Jusqu'à l'arrivée à Vézelay, le Cardinal Sarah et le philosophe Fabrice Hadjadj auront rejoint, lors de messes ou d'étapes, chacun des tronçons pour témoigner et enseigner. Bertrand Humeau, commissaire du rassemblement, a beau être Routier depuis 1982, il est marqué par ces interventions. Arrivant sur le bivouac du dimanche soir, sous un soleil radieux, ce consultant dans la vie civile affiche un sourire hospitalier et cordial. Les conférences du philosophe sur la paternité ont fait mouche : « On devient homme quand on devient père et on devient père quand on est capable de s'agenouiller avec son fils pour se recevoir du Bon Dieu, autrement dit pour recevoir le don de Dieu », se souvient avoir entendu ce père de sept enfants.

Dimanche 30 octobre, milieu d'après-midi : les premiers routiers arrivent aux Ruesses, une zone située au pied de la « colline éternelle » en haut de laquelle trône la basilique de Vézelay. Tous arrivent en chantant, baussant ou drapeau de région en tête. Le ciel est magnifique, le soleil encore rayonnant. « Le beau temps contribue à la réussite de cette 41e édition » se félicite d'ailleurs Bertrand Humeau.
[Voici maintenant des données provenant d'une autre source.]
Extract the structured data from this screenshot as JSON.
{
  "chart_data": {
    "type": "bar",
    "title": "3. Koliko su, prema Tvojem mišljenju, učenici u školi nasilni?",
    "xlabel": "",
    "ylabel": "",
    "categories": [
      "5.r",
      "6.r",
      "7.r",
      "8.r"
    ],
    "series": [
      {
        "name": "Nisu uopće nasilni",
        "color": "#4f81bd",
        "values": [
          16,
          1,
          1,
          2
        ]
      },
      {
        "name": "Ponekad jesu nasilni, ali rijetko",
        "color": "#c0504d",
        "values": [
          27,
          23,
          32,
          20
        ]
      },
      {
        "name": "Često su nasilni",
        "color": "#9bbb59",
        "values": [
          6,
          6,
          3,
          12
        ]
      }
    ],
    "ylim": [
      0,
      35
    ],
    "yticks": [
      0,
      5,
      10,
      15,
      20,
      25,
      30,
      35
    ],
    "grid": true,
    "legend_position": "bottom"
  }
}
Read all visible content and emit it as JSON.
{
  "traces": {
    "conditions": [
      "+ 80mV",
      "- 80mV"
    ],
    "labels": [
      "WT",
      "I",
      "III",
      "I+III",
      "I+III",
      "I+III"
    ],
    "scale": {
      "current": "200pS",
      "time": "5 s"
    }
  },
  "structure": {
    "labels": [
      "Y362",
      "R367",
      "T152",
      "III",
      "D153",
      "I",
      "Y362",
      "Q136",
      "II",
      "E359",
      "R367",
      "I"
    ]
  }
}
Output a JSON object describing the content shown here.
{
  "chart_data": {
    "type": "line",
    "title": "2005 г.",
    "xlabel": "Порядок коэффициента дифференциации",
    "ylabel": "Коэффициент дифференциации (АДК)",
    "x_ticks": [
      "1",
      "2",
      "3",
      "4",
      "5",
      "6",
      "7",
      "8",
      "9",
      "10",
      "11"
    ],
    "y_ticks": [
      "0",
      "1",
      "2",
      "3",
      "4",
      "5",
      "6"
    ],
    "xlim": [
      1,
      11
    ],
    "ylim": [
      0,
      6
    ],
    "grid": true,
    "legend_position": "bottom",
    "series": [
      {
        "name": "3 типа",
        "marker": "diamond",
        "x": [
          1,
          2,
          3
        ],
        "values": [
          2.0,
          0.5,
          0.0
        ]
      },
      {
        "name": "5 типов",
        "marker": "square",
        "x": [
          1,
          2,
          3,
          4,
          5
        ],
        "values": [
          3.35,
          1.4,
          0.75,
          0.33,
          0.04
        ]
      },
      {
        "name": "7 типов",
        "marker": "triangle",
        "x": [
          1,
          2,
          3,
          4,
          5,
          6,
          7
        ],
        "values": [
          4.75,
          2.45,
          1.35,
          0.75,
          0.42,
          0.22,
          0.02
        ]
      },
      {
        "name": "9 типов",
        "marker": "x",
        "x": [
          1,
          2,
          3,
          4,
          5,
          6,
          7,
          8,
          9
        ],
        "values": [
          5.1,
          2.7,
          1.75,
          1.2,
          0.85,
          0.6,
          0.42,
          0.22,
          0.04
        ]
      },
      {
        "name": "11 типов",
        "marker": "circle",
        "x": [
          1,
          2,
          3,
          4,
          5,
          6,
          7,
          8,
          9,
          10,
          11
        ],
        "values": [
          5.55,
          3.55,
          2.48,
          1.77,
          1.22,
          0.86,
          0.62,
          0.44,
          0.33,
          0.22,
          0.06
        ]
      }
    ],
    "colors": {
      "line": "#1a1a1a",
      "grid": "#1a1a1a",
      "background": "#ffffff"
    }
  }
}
Les tentes se montent. Le bivouac s'installe. Les aumôniers se mêlent aux jeunes Routiers comme aux anciens revenus pour l'occasion. Ceux qui ont prononcé leur Départ Routier (l'engagement ultime) tiennent un bâton fourchu, « image de la fidélité au sol ancestral et de l'ouverture du cœur » comme le précise le cérémonial. Au loin, on entend jouer des bombardes.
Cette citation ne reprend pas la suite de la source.